7. The multi-sample comparison and fusion vulnerability detection system for multiple types according to claim 6, characterized in that, The step of using the trained specialized word vector model to vectorize each symbolic sample in the dataset specifically includes: Read a symbolic sample from the dataset; The symbolic sample was divided into several words using the word segmentation tool NLTK; For each word, a pre-trained proprietary word vector model is used to perform vectorization operations to generate word vectors with fixed dimensions; The word vectors corresponding to each word are added together and averaged to obtain the sample vector corresponding to the entire symbolic sample. Repeat the above steps to obtain the sample vectors corresponding to each symbolized sample in the dataset.
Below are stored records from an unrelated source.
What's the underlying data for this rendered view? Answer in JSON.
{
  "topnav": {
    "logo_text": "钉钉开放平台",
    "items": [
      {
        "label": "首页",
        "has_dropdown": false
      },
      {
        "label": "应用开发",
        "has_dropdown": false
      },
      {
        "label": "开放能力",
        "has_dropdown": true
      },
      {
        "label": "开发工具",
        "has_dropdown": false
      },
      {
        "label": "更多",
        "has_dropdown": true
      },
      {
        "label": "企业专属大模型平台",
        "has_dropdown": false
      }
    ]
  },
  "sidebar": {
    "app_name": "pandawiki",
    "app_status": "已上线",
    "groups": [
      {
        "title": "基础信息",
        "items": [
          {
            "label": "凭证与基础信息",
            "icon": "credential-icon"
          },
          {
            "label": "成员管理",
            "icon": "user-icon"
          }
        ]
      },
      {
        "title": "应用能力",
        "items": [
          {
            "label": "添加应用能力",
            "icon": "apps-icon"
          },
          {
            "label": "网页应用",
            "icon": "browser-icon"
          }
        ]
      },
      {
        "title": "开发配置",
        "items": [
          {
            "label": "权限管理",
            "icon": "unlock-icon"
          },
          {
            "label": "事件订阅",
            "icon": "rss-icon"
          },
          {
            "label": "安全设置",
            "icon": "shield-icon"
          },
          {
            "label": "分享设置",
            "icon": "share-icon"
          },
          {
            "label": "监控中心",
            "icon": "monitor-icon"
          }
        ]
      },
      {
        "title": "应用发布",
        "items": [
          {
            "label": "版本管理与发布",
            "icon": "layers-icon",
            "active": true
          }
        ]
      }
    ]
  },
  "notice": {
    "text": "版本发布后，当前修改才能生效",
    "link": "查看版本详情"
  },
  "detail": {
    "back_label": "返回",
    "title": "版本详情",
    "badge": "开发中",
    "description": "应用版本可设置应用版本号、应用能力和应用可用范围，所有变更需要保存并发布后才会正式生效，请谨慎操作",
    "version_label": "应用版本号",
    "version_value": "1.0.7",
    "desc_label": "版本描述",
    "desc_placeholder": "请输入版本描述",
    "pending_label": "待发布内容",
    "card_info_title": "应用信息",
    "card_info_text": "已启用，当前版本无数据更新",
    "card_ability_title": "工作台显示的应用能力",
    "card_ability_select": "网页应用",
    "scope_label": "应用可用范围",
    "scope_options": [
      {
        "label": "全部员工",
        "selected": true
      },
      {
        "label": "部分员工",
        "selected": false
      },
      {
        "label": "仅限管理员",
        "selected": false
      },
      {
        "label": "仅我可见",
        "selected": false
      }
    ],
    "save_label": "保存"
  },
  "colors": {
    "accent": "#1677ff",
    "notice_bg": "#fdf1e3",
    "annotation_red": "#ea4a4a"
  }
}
8. The multi-sample comparison and fusion vulnerability detection system for multiple types according to claim 5, characterized in that, The deep learning model includes an input layer module, a feature extraction layer module, and a classification layer module. The input layer module consists of a fully connected network and The activation function is used to construct the feature extraction layer module, which consists of multiple fully connected networks, and the fully connected networks are interconnected using... Activation function and The layer randomly discards neurons in the network; the classification layer module consists of a fully connected layer, which outputs a score for each sample, and then uses... The function calculates the score and outputs the predicted probability value for each vulnerability category. The one with the highest probability value is the final classification result.